La maestra Marisol se dio por satisfecha. Mailin volvió a dormir con regularidad.
Octubre de 2021. “La maestra Marisol me dijo que varias mamá cancelaron las evaluaciones de sus hijos, porque no querían usar datos o con otras excusas. Dijo que mi familia es fuerte. Que soy fuerte, pero yo no me sentí fuerte el año pasado. Creí que el mundo se estaba acabando”, contó Mailin a Efecto Cocuyo.
Al volver a Caracas, a principios de septiembre, lo hizo con recelo. Esperaba que la soga no volviera. Esa es su forma de describir sus ataques de nervios y la ansiedad. Pero sabía que inevitablemente volverían a oír disparos.
Sin embargo, desde su experiencia como maestra de sus hijos en Santa Lucía del Tuy, Mailin se dio cuenta de que existía algo terapéutico en enseñar. Movida por la idea, un día escribió un cartel en un pequeño cartón y lo pegó en la puerta de su casa en José Félix Ribas:
“Se dictan tareas dirigidas”
A mitad de septiembre tenía tres alumnos, a cinco dólares al mes. El insomnio desapareció y el terror al COVID-19 se transmutó en precaución.
“Hoy me arrepiento de no haber llevado a mi niña al psicólogo antes. De no haber ido yo. Creo que no quería que hubiese nada malo con nosotros. Cuando volvimos me di cuenta que si hubiésemos ido al psicólogo, tal vez no hubiéramos tenido que viajar hasta donde mi suegro, porque al fin y al cabo escapamos por un rato. Pero otra vez estamos aquí y cuando suena algo parecido a un tiro, ella se pone muy pálida”, explicó.

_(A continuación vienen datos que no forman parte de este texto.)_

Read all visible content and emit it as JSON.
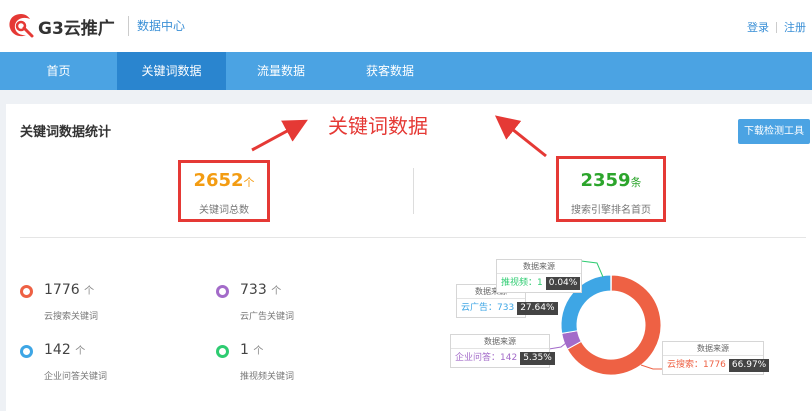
{
  "header": {
    "logo_text": "G3云推广",
    "subtitle": "数据中心",
    "login": "登录",
    "register": "注册"
  },
  "nav": {
    "items": [
      {
        "label": "首页",
        "active": false
      },
      {
        "label": "关键词数据",
        "active": true
      },
      {
        "label": "流量数据",
        "active": false
      },
      {
        "label": "获客数据",
        "active": false
      }
    ]
  },
  "panel": {
    "title": "关键词数据统计",
    "download_button": "下载检测工具",
    "annotation": "关键词数据"
  },
  "stats": [
    {
      "value": "2652",
      "unit": "个",
      "label": "关键词总数",
      "color": "#f39c12"
    },
    {
      "value": "2359",
      "unit": "条",
      "label": "搜索引擎排名首页",
      "color": "#2ca52c"
    }
  ],
  "legend": [
    {
      "value": "1776",
      "unit": "个",
      "label": "云搜索关键词",
      "color": "#ee6144"
    },
    {
      "value": "733",
      "unit": "个",
      "label": "云广告关键词",
      "color": "#a36bc9"
    },
    {
      "value": "142",
      "unit": "个",
      "label": "企业问答关键词",
      "color": "#3ea6e5"
    },
    {
      "value": "1",
      "unit": "个",
      "label": "推视频关键词",
      "color": "#2ecc71"
    }
  ],
  "chart_data": {
    "type": "pie",
    "donut": true,
    "slices": [
      {
        "name": "云搜索",
        "value": 1776,
        "percent": "66.97%",
        "color": "#ee6144"
      },
      {
        "name": "企业问答",
        "value": 142,
        "percent": "5.35%",
        "color": "#a36bc9"
      },
      {
        "name": "云广告",
        "value": 733,
        "percent": "27.64%",
        "color": "#3ea6e5"
      },
      {
        "name": "推视频",
        "value": 1,
        "percent": "0.04%",
        "color": "#2ecc71"
      }
    ],
    "tooltip_title": "数据来源",
    "tooltips": [
      {
        "text": "推视频：1",
        "percent": "0.04%",
        "color": "#2ecc71"
      },
      {
        "text": "云广告：733",
        "percent": "27.64%",
        "color": "#3ea6e5"
      },
      {
        "text": "企业问答：142",
        "percent": "5.35%",
        "color": "#a36bc9"
      },
      {
        "text": "云搜索：1776",
        "percent": "66.97%",
        "color": "#ee6144"
      }
    ]
  }
}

Mailin sabe que ella también debe ir a consulta. Pero dice que le cuesta hablar de lo que le duele y lo que le asusta a profundidad. Pospuso su propia terapia para enero de 2022. Mientras tanto, da clases a los niños de otros. En secreto, quiere ser docente. Estudiar una licenciatura está también en sus planes del próximo año.
“El 2020 fue el peor año de mi vida. El 2021 fue otra cosa, porque me moví. Ahora tengo que hacer que lo que viene sea diferente. Por mí y por ellos”, dice Mailin.